- CKD non-dialysis
- 1 tablespoon onion
- 1 cup carrots
- 1 cup broccoli florets
- 1 cup cucumber
- 1 cup red bell pepper
- 1/2 cup distilled white vinegar
- 1/2 cup olive oil
- 1/4 teaspoon garlic powder
- 1/4 teaspoon black pepper
- 1/2 teaspoon dried oregano
- 1/2 teaspoon celery seed
- 16-ounce box rotini pasta
- 1/4 cup grated Parmesan cheese
- 1 teaspoon Mrs. Dash® herb seasoning blend
- 1/8 teaspoon paprika
Finely mince onion, shred carrots, cut broccoli florets into small pieces, dice cucumber and chop bell pepper.
Combine vinegar, oil, garlic powder, pepper, oregano, celery seed and onion to make dressing. Set aside.
Cook pasta al dente; do not overcook.
Drain and rinse pasta. Toss with enough dressing to coat.
Add parmesan cheese to pasta and refrigerate for at least 12 hours.
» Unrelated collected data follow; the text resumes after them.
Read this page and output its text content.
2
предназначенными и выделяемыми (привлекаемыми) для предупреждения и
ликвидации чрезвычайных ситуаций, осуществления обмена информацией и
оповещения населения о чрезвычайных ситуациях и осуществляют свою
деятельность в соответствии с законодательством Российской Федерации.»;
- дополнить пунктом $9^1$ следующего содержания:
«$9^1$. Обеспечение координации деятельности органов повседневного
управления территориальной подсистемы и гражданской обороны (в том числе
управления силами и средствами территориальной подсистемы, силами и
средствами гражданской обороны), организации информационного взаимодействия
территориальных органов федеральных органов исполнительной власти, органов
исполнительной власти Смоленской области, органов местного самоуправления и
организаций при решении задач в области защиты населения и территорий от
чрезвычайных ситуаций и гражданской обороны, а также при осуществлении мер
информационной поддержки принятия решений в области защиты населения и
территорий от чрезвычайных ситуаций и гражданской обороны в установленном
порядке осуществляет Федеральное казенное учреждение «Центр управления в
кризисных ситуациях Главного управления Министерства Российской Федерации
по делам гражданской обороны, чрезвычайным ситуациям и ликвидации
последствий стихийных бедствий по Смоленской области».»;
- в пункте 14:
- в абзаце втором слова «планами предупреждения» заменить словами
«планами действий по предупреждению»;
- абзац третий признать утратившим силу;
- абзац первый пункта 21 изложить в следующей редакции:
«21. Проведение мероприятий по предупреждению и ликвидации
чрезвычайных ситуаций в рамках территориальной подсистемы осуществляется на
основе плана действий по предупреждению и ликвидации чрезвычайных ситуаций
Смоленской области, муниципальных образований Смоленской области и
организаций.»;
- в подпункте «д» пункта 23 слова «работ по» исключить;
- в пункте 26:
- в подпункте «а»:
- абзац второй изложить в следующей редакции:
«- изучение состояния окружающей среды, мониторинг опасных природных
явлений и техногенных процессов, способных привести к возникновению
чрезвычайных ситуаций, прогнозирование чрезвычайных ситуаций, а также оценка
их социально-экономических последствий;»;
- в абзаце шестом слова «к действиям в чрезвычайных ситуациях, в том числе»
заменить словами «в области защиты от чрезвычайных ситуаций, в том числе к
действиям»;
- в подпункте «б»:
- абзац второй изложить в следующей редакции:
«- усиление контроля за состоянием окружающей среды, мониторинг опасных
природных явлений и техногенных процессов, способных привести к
Two hours before serving, add the remaining vegetables, Mrs. Dash® and paprika, and toss. Add more dressing if needed or desired.
Refrigerate until ready to serve.
Nutrients per serving
- Calories 222
- Protein 6 g
- Carbohydrates 27 g
- Fat 10 g
- Cholesterol 2 mg
- Sodium 32 mg
- Potassium 175 mg
- Phosphorus 77 mg
- Calcium 29 mg
- Fiber 2.2 g
Renal and renal diabetic food choices
- It's important to refrigerate the Pasta Salad for a minimum of 12 (but no more than 24) hours before serving to allow the seasonings time to infuse into the pasta.
- The amount of dressing and paprika used in this recipe is a matter of personal preference. Analysis includes all the dressing.